Source et photos : Wikimedia et Aronline

[EDIT] Effectivement, la Triumph SD2 rappelle sous certains aspects la Lada Samara ou la Skoda Favorit, mais l’une comme l’autre sont sorties bien plus tard que l’anglaise ne devait le faire.


Pierre
Rédacteur à News d'Anciennes
Tombé dans la marmite automobile quand il était petit, il a rejoint l'équipe de News d'Anciennes en 2015. Expatrié en Angleterre depuis Mai 2016, il nous partage les évènements de là-bas.
En dehors de ça, il partage une bonne partie de son temps sur la route entre une Opel Ascona et une Mazda RX-8.

2 commentaires sur “Concepts et Études, ép. 6 : Triumph SD2, l’occasion manquée”

    1. Vu les dates, c’est plutot l’oppose, et a tout prendre, la Skoda Favorit en est bien plus proche. (Ce qui etait d’ailleurs precise en fin d’article)

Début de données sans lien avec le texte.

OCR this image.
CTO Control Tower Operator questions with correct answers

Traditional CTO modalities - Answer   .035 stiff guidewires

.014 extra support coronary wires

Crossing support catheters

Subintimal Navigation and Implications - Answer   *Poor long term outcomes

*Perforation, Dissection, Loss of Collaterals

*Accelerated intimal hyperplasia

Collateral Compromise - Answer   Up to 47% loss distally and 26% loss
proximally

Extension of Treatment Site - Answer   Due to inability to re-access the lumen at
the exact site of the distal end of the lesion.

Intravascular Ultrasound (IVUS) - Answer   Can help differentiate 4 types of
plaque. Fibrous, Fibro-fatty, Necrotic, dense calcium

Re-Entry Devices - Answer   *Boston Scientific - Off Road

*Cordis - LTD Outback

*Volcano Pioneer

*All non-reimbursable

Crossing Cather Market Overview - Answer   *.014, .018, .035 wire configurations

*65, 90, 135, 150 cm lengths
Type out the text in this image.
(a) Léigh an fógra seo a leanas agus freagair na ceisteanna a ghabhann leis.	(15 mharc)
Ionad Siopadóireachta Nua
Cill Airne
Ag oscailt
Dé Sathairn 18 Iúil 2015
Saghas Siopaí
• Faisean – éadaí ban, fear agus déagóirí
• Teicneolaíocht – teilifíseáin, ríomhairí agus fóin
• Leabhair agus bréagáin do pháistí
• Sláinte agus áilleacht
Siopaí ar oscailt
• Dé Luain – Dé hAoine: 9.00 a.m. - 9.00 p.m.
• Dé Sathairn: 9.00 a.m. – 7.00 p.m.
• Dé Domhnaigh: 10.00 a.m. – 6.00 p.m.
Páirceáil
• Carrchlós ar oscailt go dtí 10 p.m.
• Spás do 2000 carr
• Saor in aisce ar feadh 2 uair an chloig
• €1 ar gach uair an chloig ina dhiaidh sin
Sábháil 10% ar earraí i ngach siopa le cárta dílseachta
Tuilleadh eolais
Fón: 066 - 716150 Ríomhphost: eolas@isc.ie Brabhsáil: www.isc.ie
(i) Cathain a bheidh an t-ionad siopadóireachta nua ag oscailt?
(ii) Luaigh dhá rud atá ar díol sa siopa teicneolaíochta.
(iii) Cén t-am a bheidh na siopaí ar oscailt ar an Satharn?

      Par ailleurs, elle reprend tous les gimmicks de la SD1, signant par la ce qui devait etre la nouvelle “identite visuelle” (bel anachronisme de ma part, mais reprenons la formule consacree) du groupe pour la fin des annees 70. Et si on s’en tient aux ventes de l’epoque, les GS, CX et SD1 se sont tout a fait raisonnablement vendues, sans etre radicalement differentes du point de vue esthetique (n’oublions pas que cette voiture est un prototype, le style aurait certainement ete plus ou moins modifie sur certains details).

      Je n’irais pas jusqu’en faire le pari, mais si elle avait fait partie du paysage, elle nous choquerait probablement moins.